125 g of dry ice (solid CO2) is dropped into a beaker containing 500 g of 66°C water. The dry ice converts directly to gas, leaving the solution. When the dry ice is gone, the final temperature of the water is 29°C. What is the heat of vaporization of solid CO2? (cwater = 1.00 cal/g×°C)

148cal

To find the heat of vaporization of solid CO2, we can use the equation:

q = m * ΔH

where:
q is the heat transferred,
m is the mass of the substance undergoing the phase change (in this case, the solid CO2),
ΔH is the heat of vaporization.

First, let's find the heat gained or lost by the water during the process.

The heat gained by the water can be calculated using the equation:

qwater = mwater * cwater * ΔT

where:
qwater is the heat gained by the water,
mwater is the mass of the water,
cwater is the specific heat capacity of water,
ΔT is the change in temperature of the water.

Given:
mwater = 500 g
cwater = 1.00 cal/g×°C
ΔT = (29°C - 66°C) = -37°C (negative because the water is cooling down)

Plugging in the values:

qwater = (500 g) * (1.00 cal/g×°C) * (-37°C)
qwater = -18500 cal

Next, we need to find the heat transferred during the phase change of the solid CO2:

qCO2 = mCO2 * ΔHvap

Given:
mCO2 = 125 g
ΔT = the temperature change of the solid CO2 during phase change.

Since the solid CO2 completely vaporizes, ΔT is equal to the difference between the initial and final temperatures of the water:

ΔT = (66°C - 29°C) = 37°C

Plugging in the values:

qCO2 = (125 g) * ΔHvap

Now, since the heat gained or lost by the water is equal to the heat transferred during the phase change of the solid CO2, we can set up the equation:

qwater = qCO2

-18500 cal = (125 g) * ΔHvap

Rearranging the equation to solve for ΔHvap:

ΔHvap = (-18500 cal) / (125 g)
ΔHvap ≈ -148 cal/g

Therefore, the heat of vaporization of solid CO2 is approximately -148 cal/g.

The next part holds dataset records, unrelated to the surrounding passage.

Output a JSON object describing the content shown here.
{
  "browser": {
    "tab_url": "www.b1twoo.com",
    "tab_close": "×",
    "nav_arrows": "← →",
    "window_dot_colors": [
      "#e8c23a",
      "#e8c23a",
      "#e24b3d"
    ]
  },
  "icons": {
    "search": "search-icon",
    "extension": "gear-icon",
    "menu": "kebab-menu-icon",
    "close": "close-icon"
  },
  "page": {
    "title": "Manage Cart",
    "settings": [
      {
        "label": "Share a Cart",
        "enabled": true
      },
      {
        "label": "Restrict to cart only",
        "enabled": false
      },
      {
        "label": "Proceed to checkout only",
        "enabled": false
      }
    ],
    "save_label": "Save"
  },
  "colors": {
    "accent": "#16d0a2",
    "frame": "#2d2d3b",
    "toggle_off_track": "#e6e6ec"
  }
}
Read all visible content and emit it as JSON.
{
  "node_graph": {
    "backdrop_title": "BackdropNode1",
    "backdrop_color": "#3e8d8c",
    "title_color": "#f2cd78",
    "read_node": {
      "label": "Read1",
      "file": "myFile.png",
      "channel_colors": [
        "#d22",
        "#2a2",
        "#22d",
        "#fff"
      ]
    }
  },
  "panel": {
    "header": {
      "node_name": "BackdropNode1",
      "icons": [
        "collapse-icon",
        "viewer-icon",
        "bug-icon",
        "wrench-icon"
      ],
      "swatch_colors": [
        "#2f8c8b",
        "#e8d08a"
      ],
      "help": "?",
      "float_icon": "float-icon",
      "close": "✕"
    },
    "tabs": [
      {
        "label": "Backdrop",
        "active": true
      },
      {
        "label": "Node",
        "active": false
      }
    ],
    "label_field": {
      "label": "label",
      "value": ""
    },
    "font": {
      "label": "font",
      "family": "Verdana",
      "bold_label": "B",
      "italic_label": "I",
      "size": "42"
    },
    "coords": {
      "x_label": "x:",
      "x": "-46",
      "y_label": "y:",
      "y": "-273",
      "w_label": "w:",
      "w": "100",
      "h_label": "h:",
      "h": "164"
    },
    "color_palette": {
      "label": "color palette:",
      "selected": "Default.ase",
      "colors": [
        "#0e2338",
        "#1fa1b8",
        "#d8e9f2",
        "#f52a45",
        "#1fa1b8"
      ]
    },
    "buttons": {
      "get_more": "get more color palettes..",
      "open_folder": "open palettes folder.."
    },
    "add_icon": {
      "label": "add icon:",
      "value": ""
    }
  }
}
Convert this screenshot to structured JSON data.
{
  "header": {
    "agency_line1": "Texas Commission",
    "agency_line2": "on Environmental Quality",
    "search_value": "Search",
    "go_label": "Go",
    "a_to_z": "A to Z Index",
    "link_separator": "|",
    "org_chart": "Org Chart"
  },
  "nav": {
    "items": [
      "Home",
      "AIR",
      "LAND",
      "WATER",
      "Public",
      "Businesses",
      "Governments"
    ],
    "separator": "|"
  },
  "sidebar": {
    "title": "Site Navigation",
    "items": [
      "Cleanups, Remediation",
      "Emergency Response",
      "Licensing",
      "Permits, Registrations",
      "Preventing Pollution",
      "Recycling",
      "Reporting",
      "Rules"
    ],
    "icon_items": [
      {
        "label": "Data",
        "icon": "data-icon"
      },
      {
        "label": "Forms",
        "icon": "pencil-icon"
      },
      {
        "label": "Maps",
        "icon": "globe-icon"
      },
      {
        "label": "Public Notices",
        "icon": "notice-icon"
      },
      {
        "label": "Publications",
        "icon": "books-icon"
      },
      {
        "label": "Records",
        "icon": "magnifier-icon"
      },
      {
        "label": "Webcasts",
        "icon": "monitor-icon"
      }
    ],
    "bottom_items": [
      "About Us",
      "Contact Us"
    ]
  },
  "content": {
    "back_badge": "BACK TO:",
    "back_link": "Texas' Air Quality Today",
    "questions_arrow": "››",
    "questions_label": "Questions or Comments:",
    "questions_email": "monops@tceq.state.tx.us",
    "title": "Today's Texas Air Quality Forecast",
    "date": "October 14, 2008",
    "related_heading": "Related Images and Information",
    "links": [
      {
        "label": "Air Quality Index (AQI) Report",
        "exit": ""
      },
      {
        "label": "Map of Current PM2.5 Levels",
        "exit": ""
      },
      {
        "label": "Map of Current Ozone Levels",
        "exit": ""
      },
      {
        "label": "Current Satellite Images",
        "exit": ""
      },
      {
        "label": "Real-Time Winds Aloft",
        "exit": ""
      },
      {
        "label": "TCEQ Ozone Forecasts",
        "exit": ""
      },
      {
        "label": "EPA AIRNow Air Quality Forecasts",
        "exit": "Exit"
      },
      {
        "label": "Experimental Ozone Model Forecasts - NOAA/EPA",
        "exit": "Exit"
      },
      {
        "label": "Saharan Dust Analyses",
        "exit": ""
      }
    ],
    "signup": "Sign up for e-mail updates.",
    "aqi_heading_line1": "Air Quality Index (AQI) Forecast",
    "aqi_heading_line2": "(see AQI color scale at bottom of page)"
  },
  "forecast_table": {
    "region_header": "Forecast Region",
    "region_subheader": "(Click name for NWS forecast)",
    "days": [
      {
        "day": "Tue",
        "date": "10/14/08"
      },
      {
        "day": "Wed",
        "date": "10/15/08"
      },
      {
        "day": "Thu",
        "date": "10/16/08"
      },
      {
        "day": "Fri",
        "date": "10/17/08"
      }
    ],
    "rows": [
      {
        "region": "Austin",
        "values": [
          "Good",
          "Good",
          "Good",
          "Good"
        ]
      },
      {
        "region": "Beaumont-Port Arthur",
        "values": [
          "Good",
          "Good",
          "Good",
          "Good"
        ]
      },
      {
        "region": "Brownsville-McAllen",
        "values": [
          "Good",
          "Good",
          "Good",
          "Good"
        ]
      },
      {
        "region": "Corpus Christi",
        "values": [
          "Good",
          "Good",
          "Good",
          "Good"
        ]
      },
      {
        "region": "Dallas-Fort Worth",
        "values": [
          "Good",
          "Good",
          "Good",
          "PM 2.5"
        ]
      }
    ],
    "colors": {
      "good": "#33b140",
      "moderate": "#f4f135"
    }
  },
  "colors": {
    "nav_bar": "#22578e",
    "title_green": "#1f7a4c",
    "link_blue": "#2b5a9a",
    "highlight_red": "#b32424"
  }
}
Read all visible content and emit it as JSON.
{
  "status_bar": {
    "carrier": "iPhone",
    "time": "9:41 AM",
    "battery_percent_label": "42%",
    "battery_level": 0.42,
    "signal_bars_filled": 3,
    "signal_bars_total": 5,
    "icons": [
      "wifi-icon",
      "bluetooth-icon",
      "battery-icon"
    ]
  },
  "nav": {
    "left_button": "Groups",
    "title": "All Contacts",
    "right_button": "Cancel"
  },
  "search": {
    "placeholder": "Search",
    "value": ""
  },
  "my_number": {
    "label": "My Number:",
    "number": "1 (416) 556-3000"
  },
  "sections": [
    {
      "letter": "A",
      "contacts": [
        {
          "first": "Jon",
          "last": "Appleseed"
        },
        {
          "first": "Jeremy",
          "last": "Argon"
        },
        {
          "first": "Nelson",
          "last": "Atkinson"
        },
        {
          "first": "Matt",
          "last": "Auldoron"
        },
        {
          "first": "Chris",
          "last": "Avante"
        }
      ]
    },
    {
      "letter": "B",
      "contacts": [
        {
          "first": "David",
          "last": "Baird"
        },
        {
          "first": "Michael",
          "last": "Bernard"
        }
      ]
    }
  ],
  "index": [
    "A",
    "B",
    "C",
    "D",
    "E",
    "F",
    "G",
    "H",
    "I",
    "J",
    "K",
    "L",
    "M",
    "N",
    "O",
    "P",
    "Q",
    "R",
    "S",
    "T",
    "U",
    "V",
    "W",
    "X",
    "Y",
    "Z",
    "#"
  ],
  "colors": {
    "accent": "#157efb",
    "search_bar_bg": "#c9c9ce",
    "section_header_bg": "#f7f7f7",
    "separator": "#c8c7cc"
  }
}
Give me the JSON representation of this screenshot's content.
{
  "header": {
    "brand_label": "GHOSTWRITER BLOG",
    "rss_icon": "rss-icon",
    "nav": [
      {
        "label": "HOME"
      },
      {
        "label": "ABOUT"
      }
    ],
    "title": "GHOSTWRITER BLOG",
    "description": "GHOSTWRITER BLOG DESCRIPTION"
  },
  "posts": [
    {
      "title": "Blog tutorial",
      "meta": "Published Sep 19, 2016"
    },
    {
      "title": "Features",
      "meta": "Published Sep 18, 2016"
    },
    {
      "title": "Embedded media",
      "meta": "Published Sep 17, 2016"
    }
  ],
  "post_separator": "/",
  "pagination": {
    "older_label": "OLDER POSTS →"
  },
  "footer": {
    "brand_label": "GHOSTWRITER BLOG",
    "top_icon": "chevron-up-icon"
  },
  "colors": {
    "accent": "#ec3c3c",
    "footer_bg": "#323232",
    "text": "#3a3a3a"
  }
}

Note that the negative sign indicates that heat has been lost during the process.

To find the heat of vaporization of solid CO2, we need to use the principle of energy conservation and the equation for heat transfer. The energy transferred to the water will be equal to the energy required to vaporize the dry ice.

The equation for heat transfer is:

Q = m * c * ΔT

Where:
Q is the heat transferred
m is the mass of the substance
c is the specific heat capacity of the substance
ΔT is the change in temperature

First, let's calculate the heat transferred from the water:

Q_water = m_water * c_water * ΔT_water

Where:
m_water = 500 g (mass of water)
c_water = 1.00 cal/g×°C (specific heat capacity of water)
ΔT_water = (29°C - 66°C) = -37°C (change in temperature)

Q_water = 500 g * 1.00 cal/g×°C * -37°C
Q_water = -18,500 cal

The negative sign indicates that heat has been lost by the water.

Next, we can find the heat transferred from the dry ice. Since it goes directly from a solid to a gas, it undergoes sublimation. The energy required for sublimation is the heat of vaporization.

Q_sublimation = m_dry_ice * ΔH_sublimation

Where:
m_dry_ice = 125 g (mass of dry ice)
ΔH_sublimation = Heat of vaporization of solid CO2 (to be determined)

We can set up the equation using the principle of energy conservation:

Q_water + Q_sublimation = 0

Substituting the known values, we get:

-18,500 cal + 125 g * ΔH_sublimation = 0

Solving for ΔH_sublimation:

ΔH_sublimation = 18,500 cal / 125 g
ΔH_sublimation = 148 cal/g

Therefore, the heat of vaporization of solid CO2 (dry ice) is 148 cal/g.